The federal and B.C. privacy commissioners released a joint report Tuesday finding that AggregateIQ Data Services Ltd., also known as AIQ, broke Canadian privacy laws when it used and disclosed the personal information of millions of voters in British Columbia, the United States and the United Kingdom.
“With AIQ we now have a Canadian player playing a key role in the troubling ecosystem of political campaigning in the digital era. This is too close for comfort,” Daniel Therrien, Canada's privacy commissioner, told a news conference in Vancouver.
AggregateIQ provides election-related software and political advertising. It has been linked to Cambridge Analytica, a now bankrupt company accused of improperly helping to crunch data for Donald Trump's presidential campaign in the United States.
Michael McEvoy, the information and privacy commissioner of B.C., said they launched the probe after the media reported that the Canadian company may have improperly used voter information during the Brexit referendum. The investigation was subsequently expanded to encompass AggregateIQ's activities in the United States, as well as political campaign work in B.C. and Canada.
The probe found the company leveraged a Facebook audience feature that allowed advertisers to target certain users for political advertising.

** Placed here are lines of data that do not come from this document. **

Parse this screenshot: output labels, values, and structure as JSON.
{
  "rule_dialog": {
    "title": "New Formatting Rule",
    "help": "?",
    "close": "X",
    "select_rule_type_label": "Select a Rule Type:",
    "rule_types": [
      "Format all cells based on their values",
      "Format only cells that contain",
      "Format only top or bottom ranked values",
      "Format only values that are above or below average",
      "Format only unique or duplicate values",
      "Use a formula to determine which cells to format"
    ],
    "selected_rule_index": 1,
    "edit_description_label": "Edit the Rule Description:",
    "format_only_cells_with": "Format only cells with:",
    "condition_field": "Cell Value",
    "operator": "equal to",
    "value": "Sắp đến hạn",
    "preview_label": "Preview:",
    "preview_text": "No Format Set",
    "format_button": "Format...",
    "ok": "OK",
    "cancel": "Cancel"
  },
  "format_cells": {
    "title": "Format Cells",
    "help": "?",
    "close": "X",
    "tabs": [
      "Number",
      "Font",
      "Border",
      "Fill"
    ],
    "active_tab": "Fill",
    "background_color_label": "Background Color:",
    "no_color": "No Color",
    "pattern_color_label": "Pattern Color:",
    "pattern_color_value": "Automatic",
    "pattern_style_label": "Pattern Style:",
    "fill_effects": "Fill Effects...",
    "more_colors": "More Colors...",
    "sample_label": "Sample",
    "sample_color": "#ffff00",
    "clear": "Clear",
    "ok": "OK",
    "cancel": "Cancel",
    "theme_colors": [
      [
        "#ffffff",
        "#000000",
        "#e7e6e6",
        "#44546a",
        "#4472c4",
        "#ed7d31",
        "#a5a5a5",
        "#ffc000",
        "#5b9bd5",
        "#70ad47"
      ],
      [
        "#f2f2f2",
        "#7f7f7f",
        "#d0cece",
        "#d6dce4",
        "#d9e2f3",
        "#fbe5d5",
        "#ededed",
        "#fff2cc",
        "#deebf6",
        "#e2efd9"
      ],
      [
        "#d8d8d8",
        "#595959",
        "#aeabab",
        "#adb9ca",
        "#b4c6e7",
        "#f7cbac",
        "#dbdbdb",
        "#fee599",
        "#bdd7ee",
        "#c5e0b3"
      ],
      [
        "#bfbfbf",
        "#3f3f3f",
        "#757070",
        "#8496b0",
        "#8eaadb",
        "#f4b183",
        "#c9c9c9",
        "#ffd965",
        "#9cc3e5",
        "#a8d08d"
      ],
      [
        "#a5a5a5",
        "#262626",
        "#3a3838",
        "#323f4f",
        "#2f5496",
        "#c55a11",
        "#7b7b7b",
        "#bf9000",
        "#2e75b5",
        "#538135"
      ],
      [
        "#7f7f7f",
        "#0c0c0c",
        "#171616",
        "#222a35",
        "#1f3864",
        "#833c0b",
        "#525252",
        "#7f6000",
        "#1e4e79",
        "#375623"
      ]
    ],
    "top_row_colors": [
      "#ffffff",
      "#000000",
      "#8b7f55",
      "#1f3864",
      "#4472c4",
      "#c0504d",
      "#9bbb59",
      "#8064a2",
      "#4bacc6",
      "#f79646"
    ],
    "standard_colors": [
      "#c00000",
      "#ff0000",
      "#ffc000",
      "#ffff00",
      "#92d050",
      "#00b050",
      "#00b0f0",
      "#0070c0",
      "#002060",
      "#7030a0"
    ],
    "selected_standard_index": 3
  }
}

The company failed to obtain appropriate consent from voters for the way it used their personal information, the report says. It also failed to take reasonable security measures to protect that personal information, leading to a privacy breach last year.
AgreggateIQ is an example of a company that operates across borders and boundaries, so it's subject to the laws in each of those jurisdictions, McEvoy said.
“When it comes to collecting and using people's personal information, companies that operate on a global and national scale cannot simply pick and choose the rules they wish to follow,” McEvoy said.
The commissioners recommend, and AIQ agreed, to implement measures to ensure it obtains valid consent in the future and that it delete all personal information that is no longer needed for legal or business purposes.
Jeff Silvester, chief operating officer for AggregateIQ, said the company has fully co-operated with the commissioners, and also tried to help them and their staff understand how privacy rules can operate in real life.
Canadian and British Columbia laws provide for a company in B.C. to rely on the consent obtained by their clients in whatever jurisdiction they operate, he said.
AggregateIQ did that, Silvester said, but the commissioners did not agree the consent was “meaningful enough.”
Had it not been for the AggregateIQ's involvement, as a B.C. company, the actions would not have been deemed unlawful, he said.
“Our clients were doing nothing wrong. If they had done that work without us, they would have been fine.”
Navigating the complexities of cross-jurisdictional information and privacy laws is difficult, he said.
“It's certainly going to be a challenge for a lot of companies,” he said in an interview, adding that synchronizing laws internationally and within Canada would be “helpful.”
McEvoy and Therrien used the case to renew calls for greater penalties for companies that break privacy laws and expand the powers of their offices to investigate possible breaches.
In April, they called for additional power to levy financial penalties on companies and for broader authority to inspect the practices of organizations to independently confirm privacy laws are being respected.